The Coolidge Corner Theatre kicks off a new season of its popular Science on Screen series on Monday, October 3 with a special showing of B-movie maestro Roger Corman’s 1960 horticultural cult classic The Little Shop of Horrors paired with a pre-screening talk on carnivorous plants by Aaron Ellison, Senior Research Fellow in Ecology at Harvard Forest. The program begins at 7:00 pm.

THE LITTLE SHOP OF HORRORS tells the tale of a hapless plant-shop clerk who breeds a new species of plant named Audrey Junior that not only talks, but also needs a special kind of food to survive: human beings.  Famous for having the shortest shooting schedule on record – two days and a night – this hilarious black comedy helped establish director Corman as an underground legend.  Starring Jonathan Haze, Mel Welles, and Jackie Joseph, the film also features an iconic cameo by a young Jack Nicholson as a gleefully masochistic dental patient.
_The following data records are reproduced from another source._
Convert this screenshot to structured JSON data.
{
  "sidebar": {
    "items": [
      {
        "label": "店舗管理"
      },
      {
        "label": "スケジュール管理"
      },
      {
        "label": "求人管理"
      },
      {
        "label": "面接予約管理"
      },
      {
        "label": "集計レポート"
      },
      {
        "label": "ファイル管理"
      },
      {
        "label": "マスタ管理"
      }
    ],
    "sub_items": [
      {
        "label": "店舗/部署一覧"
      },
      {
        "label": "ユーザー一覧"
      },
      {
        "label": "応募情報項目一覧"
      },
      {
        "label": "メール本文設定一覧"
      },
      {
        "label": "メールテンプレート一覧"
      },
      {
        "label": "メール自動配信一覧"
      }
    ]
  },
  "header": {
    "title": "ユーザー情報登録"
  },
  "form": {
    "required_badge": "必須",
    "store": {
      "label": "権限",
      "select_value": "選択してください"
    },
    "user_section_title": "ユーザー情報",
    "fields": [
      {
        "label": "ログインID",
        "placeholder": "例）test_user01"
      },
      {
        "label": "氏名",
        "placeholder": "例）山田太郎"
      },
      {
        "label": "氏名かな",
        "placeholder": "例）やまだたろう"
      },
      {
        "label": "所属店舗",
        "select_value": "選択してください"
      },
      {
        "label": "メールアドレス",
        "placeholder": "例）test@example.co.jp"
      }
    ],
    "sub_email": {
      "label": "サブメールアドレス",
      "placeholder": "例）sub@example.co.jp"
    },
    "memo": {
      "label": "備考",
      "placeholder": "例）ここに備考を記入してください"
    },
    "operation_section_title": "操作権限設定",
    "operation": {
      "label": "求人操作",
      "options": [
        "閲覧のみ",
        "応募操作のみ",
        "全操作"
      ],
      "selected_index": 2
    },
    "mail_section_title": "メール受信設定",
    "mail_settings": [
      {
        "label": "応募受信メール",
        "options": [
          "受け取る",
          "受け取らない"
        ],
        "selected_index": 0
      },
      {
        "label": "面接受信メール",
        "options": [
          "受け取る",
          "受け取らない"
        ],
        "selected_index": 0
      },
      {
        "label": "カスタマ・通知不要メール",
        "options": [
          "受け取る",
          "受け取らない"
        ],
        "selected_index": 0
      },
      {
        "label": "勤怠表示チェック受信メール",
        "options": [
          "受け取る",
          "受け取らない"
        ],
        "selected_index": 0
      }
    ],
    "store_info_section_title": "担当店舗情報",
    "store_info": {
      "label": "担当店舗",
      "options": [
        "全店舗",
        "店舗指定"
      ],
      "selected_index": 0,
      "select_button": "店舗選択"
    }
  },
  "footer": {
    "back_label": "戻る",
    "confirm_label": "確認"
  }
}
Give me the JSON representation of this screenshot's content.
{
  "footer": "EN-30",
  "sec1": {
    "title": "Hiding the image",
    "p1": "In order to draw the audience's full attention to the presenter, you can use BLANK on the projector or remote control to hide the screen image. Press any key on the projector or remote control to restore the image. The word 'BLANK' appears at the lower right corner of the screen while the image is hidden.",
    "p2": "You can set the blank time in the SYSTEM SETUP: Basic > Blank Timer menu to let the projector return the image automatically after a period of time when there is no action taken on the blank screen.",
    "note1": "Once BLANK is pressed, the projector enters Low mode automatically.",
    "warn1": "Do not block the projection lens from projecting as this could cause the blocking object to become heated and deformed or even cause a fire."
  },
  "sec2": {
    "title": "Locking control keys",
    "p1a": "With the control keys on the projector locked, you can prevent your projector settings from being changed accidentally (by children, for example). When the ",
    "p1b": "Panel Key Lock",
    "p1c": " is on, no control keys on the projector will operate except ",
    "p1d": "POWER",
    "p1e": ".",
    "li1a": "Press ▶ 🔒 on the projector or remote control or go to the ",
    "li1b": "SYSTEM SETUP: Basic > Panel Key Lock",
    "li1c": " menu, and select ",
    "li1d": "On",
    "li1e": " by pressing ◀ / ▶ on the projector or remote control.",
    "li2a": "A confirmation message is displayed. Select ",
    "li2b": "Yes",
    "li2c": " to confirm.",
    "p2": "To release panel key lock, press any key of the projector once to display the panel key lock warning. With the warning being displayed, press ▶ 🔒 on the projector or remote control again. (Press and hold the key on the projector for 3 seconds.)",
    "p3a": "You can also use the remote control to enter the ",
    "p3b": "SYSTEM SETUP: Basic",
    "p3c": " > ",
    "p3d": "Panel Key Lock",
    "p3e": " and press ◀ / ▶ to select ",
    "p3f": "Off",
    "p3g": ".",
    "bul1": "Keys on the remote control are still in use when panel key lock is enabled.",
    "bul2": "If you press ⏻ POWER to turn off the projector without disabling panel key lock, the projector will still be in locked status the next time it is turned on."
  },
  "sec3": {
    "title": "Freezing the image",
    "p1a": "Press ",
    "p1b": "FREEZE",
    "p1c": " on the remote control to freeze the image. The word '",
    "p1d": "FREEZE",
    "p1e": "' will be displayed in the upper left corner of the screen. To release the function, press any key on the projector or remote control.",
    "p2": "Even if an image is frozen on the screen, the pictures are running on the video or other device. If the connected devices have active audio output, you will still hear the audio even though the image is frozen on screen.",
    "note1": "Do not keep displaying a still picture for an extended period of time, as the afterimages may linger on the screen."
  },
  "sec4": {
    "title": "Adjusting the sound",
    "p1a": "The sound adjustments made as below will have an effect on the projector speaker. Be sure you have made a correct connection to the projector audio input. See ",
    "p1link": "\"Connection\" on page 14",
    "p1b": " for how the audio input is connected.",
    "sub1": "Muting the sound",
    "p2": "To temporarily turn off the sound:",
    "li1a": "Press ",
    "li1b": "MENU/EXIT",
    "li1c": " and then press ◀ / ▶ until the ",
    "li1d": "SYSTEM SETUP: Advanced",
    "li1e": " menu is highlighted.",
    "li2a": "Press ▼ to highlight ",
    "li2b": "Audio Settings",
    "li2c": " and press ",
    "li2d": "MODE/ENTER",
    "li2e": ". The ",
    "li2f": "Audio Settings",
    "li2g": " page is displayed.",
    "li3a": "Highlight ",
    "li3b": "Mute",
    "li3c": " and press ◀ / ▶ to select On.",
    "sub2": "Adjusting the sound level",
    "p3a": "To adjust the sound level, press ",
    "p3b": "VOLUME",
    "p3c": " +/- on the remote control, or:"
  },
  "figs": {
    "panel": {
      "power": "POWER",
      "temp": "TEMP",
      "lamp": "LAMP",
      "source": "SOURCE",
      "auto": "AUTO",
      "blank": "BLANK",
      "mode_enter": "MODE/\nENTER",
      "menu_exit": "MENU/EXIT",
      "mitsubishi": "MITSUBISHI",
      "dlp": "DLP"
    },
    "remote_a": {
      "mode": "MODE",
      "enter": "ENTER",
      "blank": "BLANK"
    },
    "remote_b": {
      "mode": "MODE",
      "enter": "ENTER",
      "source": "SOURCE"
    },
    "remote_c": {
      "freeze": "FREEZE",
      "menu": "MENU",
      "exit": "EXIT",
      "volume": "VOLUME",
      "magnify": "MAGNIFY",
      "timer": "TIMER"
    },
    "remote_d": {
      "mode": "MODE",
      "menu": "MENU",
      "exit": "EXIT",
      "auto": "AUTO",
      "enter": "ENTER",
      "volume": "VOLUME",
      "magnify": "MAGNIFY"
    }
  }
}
Unlike Audrey Junior, carnivorous plants in nature don’t actually devour people – or bellow “Feed Me!” But because these plants grow in habitats where soil nutrients are in short supply, they must rely on animal prey for sustenance.  They catch their dinner using a variety of strategies, from snapping their leaves shut on unsuspecting insects to snagging snacks with sticky tentacles to sucking in their prey like a vacuum cleaner. 

Before the film, Dr. Ellison sheds light on the curious world of carnivorous plants and on how these fabulously complex plants can further our understanding of how a complete, functioning natural ecosystem works.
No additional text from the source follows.